Mais il y eut des gens que ce
jugement ne satisfit guères, et de ce nombre
furent les députés de Berne. À
peine une heure était écoulée,
qu'ils envoyèrent des sergens arrêter
le beau père; mais on ne le trouva pas.
Prévoyant bien ce qui arriverait, il
était incessamment sorti de la ville et
s'était retiré en Bourgogne, au grand
regret des bonnes religieuses dont il était
confesseur.
Nous ne devons pas oublier que
Farel, avant la décision du procès
auquel il fut présent, pria les juges de
faire lire la patente qu'il avait reçue des
seigneurs de Berne, portant ordre à tous
leurs sujets de le favoriser et de le soutenir dans
ses prédications. Mais à peine la
patente fut elle lue que le peuple, sans attendre
la décision du Conseil, se mit à
crier tout d'une voix qu'il s'en allât, qu'on
n'avait que faire de lui ni de ses prêches.
Les moines étaient derrière le peuple
occupés à l'exciter.
Il est à Orbe deux
couvens, l'un de cordeliers, l'autre des soeurs de
Ste-Claire ; la grande église les
sépare et une voie souterraine les
réunit. Sept églises sont les
témoins de l'ancienne grandeur de la
cité et de là dévotion de ses
habitans. C'était à qui dans le
nombreux clergé qui habitait ces murs
opposerait la plus vive résistance à
la réformation.
Le lendemain de Pâque, MM.
d'Orbe envoyèrent cinq députés
à Berne faire leurs excuses de ce qui
s'était passé. Ces excuses ne furent
reçues qu'en partie. La ville d'Orbe fat
condamnée à une amende de 200
écus d'or, pour les émeutes
séditieuses dont nous venons de parler. Du
reste, on lui témoignait le désir de
voir ses habitans fréquenter les sermons de
Farel.
IV
Les députés étant revenus
avec cette réponse, Farel monta en chaire le
samedi après Quasimodo; mais il n'eut qu'un
très-petit nombre d'auditeurs ; encore
fut-il interrompu par les petits enfans, qui, au
milieu de son sermon, remplirent l'air de leurs
cris et de leurs hurlemens.
Le lendemain, il monta de
nouveau en chaire, encouragé par la
présence d'un seigneur député
de Berne, qui vint à Orbe avec le bailli. Il
prit le temps que le peuple allait solennellement
en procession à l'église de
St-Germain qui se trouve hors de la ville; mais
avant qu'il eût fini la procession revint et
entra dans l'église où il
prêchait. Les enfans les rentiers se mirent
à siffler, à crier, à pousser
des hurlemens. Ils furent suivis des prêtres
qui entrèrent dans l'église en
chantant. Farel ne put faire mieux que de descendre
de chaire et de se retirer.
L'après-dîné il prêcha de
nouveau en présence du député
de Berne et du bailli et n'eut, comme auparavant,
qu'une dixaine d'auditeurs.
Le député de Berne
avait été envoyé à
Orbe, pour remédier à divers
désordres. Les prêtres faisaient tous
leurs efforts pour détourner le peuple
d'aller au prêche, et l'un d'eux entr'autres
conduisit un jour le châtelain dans
l'église pour lui faire prendre la note des
étrangers qui écoutaient la Parole de
Dieu.
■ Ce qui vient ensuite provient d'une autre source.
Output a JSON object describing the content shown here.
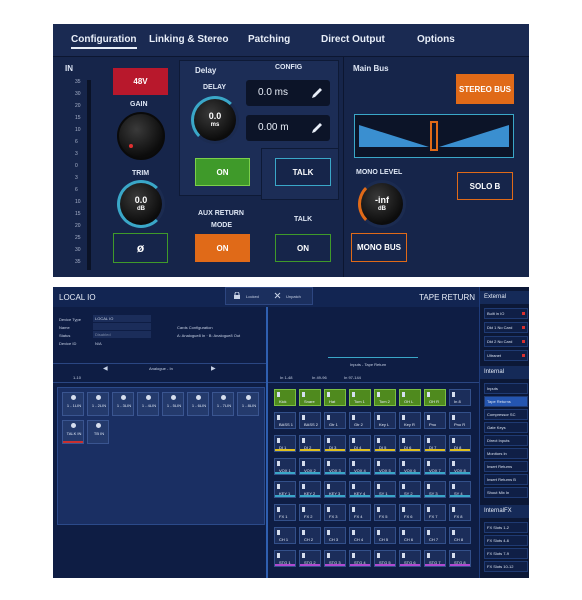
{
  "top": {
    "tabs": [
      "Configuration",
      "Linking & Stereo",
      "Patching",
      "Direct Output",
      "Options"
    ],
    "in_label": "IN",
    "meter_ticks": [
      "35",
      "30",
      "20",
      "15",
      "10",
      "6",
      "3",
      "0",
      "3",
      "6",
      "10",
      "15",
      "20",
      "25",
      "30",
      "35"
    ],
    "phantom_label": "48V",
    "gain_label": "GAIN",
    "trim_label": "TRIM",
    "trim_value": "0.0",
    "trim_unit": "dB",
    "phase_symbol": "ø",
    "delay_section": "Delay",
    "delay_label": "DELAY",
    "delay_value": "0.0",
    "delay_unit": "ms",
    "config_label": "CONFIG",
    "delay_ms_value": "0.0 ms",
    "delay_m_value": "0.00 m",
    "delay_on": "ON",
    "talk_label": "TALK",
    "aux_return_mode_line1": "AUX RETURN",
    "aux_return_mode_line2": "MODE",
    "aux_on": "ON",
    "talk_heading": "TALK",
    "talk_on": "ON",
    "main_bus": "Main Bus",
    "stereo_bus": "STEREO BUS",
    "mono_level": "MONO LEVEL",
    "mono_value": "-inf",
    "mono_unit": "dB",
    "solo_b": "SOLO B",
    "mono_bus": "MONO BUS"
  },
  "bottom": {
    "title": "LOCAL IO",
    "tape_return": "TAPE RETURN",
    "locked": "Locked",
    "unpatch": "Unpatch",
    "device_type_label": "Device Type",
    "device_type_value": "LOCAL IO",
    "name_label": "Name",
    "status_label": "Status",
    "status_value": "Disabled",
    "device_id_label": "Device ID",
    "device_id_value": "N/A",
    "cards_config_label": "Cards Configuration",
    "cards_config_value": "A: Analogue8 In · B: Analogue8 Out",
    "analogue_in": "Analogue - In",
    "range_left": "1-10",
    "inputs_tape": "Inputs - Tape Return",
    "range_tabs": [
      "In 1-48",
      "In 49-96",
      "In 97-144"
    ],
    "slots_row1": [
      "1 - 1LIN",
      "1 - 2LIN",
      "1 - 3LIN",
      "1 - 4LIN",
      "1 - 5LIN",
      "1 - 6LIN",
      "1 - 7LIN",
      "1 - 8LIN"
    ],
    "slots_row2": [
      "TALK IN",
      "TB IN"
    ],
    "cells": [
      [
        "Kick",
        "Snare",
        "Hat",
        "Tom 1",
        "Tom 2",
        "OH L",
        "OH R",
        "In 8"
      ],
      [
        "BASS 1",
        "BASS 2",
        "Gtr 1",
        "Gtr 2",
        "Key L",
        "Key R",
        "Pno",
        "Pno R"
      ],
      [
        "DI 1",
        "DI 2",
        "DI 3",
        "DI 4",
        "DI 5",
        "DI 6",
        "DI 7",
        "DI 8"
      ],
      [
        "VOX 1",
        "VOX 2",
        "VOX 3",
        "VOX 4",
        "VOX 5",
        "VOX 6",
        "VOX 7",
        "VOX 8"
      ],
      [
        "KEY 1",
        "KEY 2",
        "KEY 3",
        "KEY 4",
        "SY 1",
        "SY 2",
        "SY 3",
        "SY 4"
      ],
      [
        "FX 1",
        "FX 2",
        "FX 3",
        "FX 4",
        "FX 5",
        "FX 6",
        "FX 7",
        "FX 8"
      ],
      [
        "CH 1",
        "CH 2",
        "CH 3",
        "CH 4",
        "CH 5",
        "CH 6",
        "CH 7",
        "CH 8"
      ],
      [
        "STG 1",
        "STG 2",
        "STG 3",
        "STG 4",
        "STG 5",
        "STG 6",
        "STG 7",
        "STG 8"
      ]
    ],
    "side": {
      "external": "External",
      "external_items": [
        "Built in IO",
        "Dkt 1 No Card",
        "Dkt 2 No Card",
        "Ultranet"
      ],
      "internal": "Internal",
      "internal_items": [
        "Inputs",
        "Tape Returns",
        "Compressor SC",
        "Gate Keys",
        "Direct Inputs",
        "Monitors In",
        "Insert Returns",
        "Insert Returns B",
        "Shout Mix In"
      ],
      "internalfx": "InternalFX",
      "fx_items": [
        "FX Slots 1-2",
        "FX Slots 4-6",
        "FX Slots 7-9",
        "FX Slots 10-12"
      ]
    }
  },
  "colors": {
    "panel_bg": "#16254a",
    "red": "#b8182c",
    "green": "#3f9a2a",
    "orange": "#e06a18",
    "teal": "#3aa7c8"
  }
}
Un autre se tenait sous la porte de
l'église, et criait de toute sa force
dès qu'on prêchait, pour ne laisser
ouïr le prédicateur. Le Conseil
déposait de leurs emplois les magistrats qui
montraient du penchant pour la réforme. Les
seigneurs de Berne avaient aussi reçu avis
que les religieuses de Ste-Claire faisaient
transporter leurs joyaux à Noseroy,
au-delà des monts. Enfin c'était
à qui dirait parmi les prêtres que
Farel n'avait pu renverser le moindre des articles
que défendait Juliani et que toute sa force
lui était venue des Bernois, lesquels
voulaient ruiner la religion. À l'ouïe
de ce dernier propos, le député de
Berne fit assembler le Conseil. « Il
paraît bien, dit-il, qu'après avoir
écouté le moine avec attention, on a
fermé l'oreille à notre
prédicateur. Or nous voulons que la
réfutation de Farel soit entendue, et pour
cette cause nous ordonnons que chaque père
de famille aille au prêche, sous peine de
notre indignation. »
Pour donner satisfaction aux
députés de Berne cet ordre fut
publié dans la ville. Farel prêcha six
jours de suite et chaque jour deux fois. Le peuple
obéit les deux premiers jours, mais
dès le troisième il n'en voulut pas
d'avantage et Farel n'eut plus que ses auditeurs
ordinaires. Ces prémices de la
réformation dans Orbe étaient Pierre
Viret, les deux frères Holard, Marc Romain
le maître d'école, Antoine
Secrestain, Claude Darbonnier et
quelques autres encore. Bientôt se joignirent
à eux Hugonin d'Arnay, Jean Cordey et sa
femme, et George fils de Claude Grivat. Ce petit
troupeau prit pour la première fois la
Cène ensemble le 28 mai, jour de la
Pentecôte. Tous la reçurent à
genoux de la main de Farel. « Vous
pardonnez-vous les uns aux autres vos offenses
comme Dieu vous a pardonné ? » leur
demanda-t-il entr'autres choses ; et tous ayant
répondu qu'oui, il leur distribua le pain et
le vin, gages du grand amour du
Sauveur.
Le plus distingué de ceux
qui prirent part à cette première
Cène, Pierre Viret, est déjà
bien connu de nos lecteurs. Il arrivait de Paris,
où il avait vécu trois ans, tout
à la science, qu'il aimait. Farel,
dès qu'il l'eût vu, le conjura de se
vouer au ministère de l'Évangile.
Timide, hésitant encore, considérant
la grandeur et les difficultés du
ministère, Viret résista quelque
temps, se rendit enfin, reçut la
consécration et pour la première fois
prêcha dans sa ville natale, le 6 mai 1531.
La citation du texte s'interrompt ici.